O crédito ampliado às famílias brasileiras alcançou o montante de R$3,8 trilhões em 2023, representando 34,8% do Produto Interno Bruto (PIB) do país, segundo o último relatório divulgado pelo Banco Central do Brasil.
Esse valor apresentou uma expansão de 10,3% em relação ao ano anterior. A elevação foi refletida no crescimento de 10,2% na carteira de empréstimos do Sistema Financeiro Nacional (SFN), que atingiu a marca de R$5,8 trilhões, um aumento de 7,9% em comparação com 2022.
No entanto, é importante destacar que houve uma desaceleração nesse crescimento em relação ao ano anterior, quando a variação foi de 14,5%. Esse movimento indica uma possível estabilização no ritmo de expansão do crédito no país.

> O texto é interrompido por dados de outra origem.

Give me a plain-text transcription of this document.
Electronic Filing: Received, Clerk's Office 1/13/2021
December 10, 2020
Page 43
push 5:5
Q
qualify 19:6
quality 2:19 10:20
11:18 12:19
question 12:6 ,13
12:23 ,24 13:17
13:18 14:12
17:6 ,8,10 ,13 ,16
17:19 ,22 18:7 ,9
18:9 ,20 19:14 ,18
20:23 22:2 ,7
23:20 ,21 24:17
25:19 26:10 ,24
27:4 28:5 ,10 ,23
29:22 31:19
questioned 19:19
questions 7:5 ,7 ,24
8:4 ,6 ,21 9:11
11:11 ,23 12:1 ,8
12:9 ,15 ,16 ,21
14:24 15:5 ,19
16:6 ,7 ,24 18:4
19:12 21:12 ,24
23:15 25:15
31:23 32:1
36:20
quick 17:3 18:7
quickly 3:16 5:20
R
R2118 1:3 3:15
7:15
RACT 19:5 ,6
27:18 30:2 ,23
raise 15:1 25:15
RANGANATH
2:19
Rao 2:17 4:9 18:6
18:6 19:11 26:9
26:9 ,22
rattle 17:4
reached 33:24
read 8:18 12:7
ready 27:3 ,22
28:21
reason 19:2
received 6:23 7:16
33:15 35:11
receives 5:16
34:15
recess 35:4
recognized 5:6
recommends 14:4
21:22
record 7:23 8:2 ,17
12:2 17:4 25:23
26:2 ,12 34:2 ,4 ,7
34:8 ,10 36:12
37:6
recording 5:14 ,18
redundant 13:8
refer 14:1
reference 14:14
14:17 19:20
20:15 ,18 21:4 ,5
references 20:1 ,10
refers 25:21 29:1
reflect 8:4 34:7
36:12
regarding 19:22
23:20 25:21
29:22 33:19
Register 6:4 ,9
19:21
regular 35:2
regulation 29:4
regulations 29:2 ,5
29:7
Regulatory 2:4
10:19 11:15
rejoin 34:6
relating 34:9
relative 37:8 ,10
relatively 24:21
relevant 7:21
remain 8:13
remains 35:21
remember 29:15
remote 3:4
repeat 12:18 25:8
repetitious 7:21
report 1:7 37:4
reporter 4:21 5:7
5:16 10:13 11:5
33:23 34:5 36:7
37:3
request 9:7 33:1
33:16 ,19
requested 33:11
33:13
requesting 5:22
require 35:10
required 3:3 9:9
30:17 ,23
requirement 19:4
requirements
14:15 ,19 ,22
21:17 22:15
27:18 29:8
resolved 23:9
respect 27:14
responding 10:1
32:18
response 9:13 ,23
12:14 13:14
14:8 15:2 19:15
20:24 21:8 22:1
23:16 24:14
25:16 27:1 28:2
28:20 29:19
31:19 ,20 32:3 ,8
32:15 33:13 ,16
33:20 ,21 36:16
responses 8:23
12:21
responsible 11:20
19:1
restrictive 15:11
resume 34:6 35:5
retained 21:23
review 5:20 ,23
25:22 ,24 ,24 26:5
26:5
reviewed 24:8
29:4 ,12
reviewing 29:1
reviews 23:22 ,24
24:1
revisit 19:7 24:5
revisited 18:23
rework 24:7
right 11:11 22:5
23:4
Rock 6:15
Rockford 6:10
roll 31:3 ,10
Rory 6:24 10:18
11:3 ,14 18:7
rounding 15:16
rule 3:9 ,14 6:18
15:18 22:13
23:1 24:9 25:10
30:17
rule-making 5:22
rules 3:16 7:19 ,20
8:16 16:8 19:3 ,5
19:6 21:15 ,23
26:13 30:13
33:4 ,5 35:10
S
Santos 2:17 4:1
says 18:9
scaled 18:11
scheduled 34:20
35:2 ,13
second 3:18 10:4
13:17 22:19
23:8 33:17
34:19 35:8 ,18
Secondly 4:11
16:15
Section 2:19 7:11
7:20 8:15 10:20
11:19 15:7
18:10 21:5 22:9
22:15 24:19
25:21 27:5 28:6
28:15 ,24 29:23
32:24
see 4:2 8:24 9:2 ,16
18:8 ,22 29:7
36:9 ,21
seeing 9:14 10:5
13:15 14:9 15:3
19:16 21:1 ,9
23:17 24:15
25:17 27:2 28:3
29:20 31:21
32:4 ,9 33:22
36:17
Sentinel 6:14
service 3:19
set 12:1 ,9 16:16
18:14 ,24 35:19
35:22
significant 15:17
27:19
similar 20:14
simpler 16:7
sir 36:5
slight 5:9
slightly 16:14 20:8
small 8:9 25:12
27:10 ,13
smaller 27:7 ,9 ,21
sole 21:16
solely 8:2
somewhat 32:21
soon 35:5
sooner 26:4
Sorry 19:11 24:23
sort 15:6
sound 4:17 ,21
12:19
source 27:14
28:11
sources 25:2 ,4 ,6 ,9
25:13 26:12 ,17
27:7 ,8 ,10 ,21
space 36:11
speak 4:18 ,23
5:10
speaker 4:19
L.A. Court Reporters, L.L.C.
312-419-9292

Crédito direcionado e concessões
Uma parcela significativa do crédito disponibilizado é direcionada, sendo um tipo de empréstimo subsidiado que oferece condições mais atrativas para os tomadores. Em 2023, o crédito direcionado atingiu o valor de R$2,4 trilhões, registrando um aumento de 11,8% em relação ao ano anterior. Assim como no crédito ampliado, também houve uma desaceleração em relação a 2022, quando o crescimento foi de 14,0%.
O crédito direcionado às famílias foi de R$1,6 trilhão, com uma expansão de 13,0%, desacelerando após um crescimento de 18,0% no ano anterior.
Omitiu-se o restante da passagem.